On raw compute throughput, the 5705G holds a clear lead: its 8 cores and 16 threads running at a 3.8 GHz base and 4.6 GHz turbo outpace the 5500X3D's 6 cores / 12 threads at 3.0 GHz base and 4.0 GHz turbo across the board. In multi-threaded workloads — video encoding, compilation, heavily parallelized applications — more cores at higher clocks translate directly to faster completion times. The 5705G also ships with an unlocked multiplier, giving enthusiasts the ability to push clocks further, a capability the 5500X3D entirely lacks.
Where the story inverts dramatically is the L3 cache. The 5500X3D carries a massive 96 MB of L3 cache — 16 MB per core — versus the 5705G's comparatively modest 16 MB total (2 MB/core). This is the defining characteristic of AMD's 3D V-Cache technology: by keeping far more data resident on-die, latency-sensitive workloads such as gaming, simulation, and certain database operations can avoid slower main memory fetches.
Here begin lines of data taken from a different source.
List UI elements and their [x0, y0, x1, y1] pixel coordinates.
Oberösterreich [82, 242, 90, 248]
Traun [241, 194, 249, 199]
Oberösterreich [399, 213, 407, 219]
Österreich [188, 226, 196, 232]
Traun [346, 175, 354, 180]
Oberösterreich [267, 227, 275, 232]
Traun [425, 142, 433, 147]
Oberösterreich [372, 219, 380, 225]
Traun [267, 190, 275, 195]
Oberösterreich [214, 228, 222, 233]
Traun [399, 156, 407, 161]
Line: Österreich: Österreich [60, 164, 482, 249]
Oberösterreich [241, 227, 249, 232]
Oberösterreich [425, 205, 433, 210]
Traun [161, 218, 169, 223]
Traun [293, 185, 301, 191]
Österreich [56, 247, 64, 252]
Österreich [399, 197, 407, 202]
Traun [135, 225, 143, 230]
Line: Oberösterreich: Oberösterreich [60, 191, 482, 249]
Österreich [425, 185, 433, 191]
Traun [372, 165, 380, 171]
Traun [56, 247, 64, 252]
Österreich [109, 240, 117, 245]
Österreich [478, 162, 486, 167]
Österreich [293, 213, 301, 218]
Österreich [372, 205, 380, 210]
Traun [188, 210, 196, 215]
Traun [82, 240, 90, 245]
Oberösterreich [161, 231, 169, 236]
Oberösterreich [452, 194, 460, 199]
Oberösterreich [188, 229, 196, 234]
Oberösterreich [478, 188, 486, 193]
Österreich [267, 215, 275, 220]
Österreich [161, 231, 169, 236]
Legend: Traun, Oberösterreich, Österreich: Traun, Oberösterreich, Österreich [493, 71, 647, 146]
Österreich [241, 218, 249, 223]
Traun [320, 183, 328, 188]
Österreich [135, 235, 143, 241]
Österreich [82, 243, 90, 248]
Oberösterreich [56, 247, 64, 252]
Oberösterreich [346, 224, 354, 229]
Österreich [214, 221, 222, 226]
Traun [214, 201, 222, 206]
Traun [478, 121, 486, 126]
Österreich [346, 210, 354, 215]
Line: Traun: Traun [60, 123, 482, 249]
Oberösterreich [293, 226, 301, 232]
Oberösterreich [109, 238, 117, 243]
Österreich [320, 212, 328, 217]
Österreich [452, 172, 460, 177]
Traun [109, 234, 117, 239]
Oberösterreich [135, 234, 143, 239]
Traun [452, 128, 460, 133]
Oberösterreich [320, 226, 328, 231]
In gaming specifically, this cache advantage has been shown to close — or even reverse — clock-speed deficits against chips with higher base frequencies.
The verdict depends entirely on use case. For productivity and multi-threaded work, the 5705G's core count, clock speed, and overclocking headroom give it the edge. For cache-sensitive tasks, particularly gaming, the 5500X3D's 96 MB L3 is a decisive structural advantage that raw frequency cannot easily compensate for.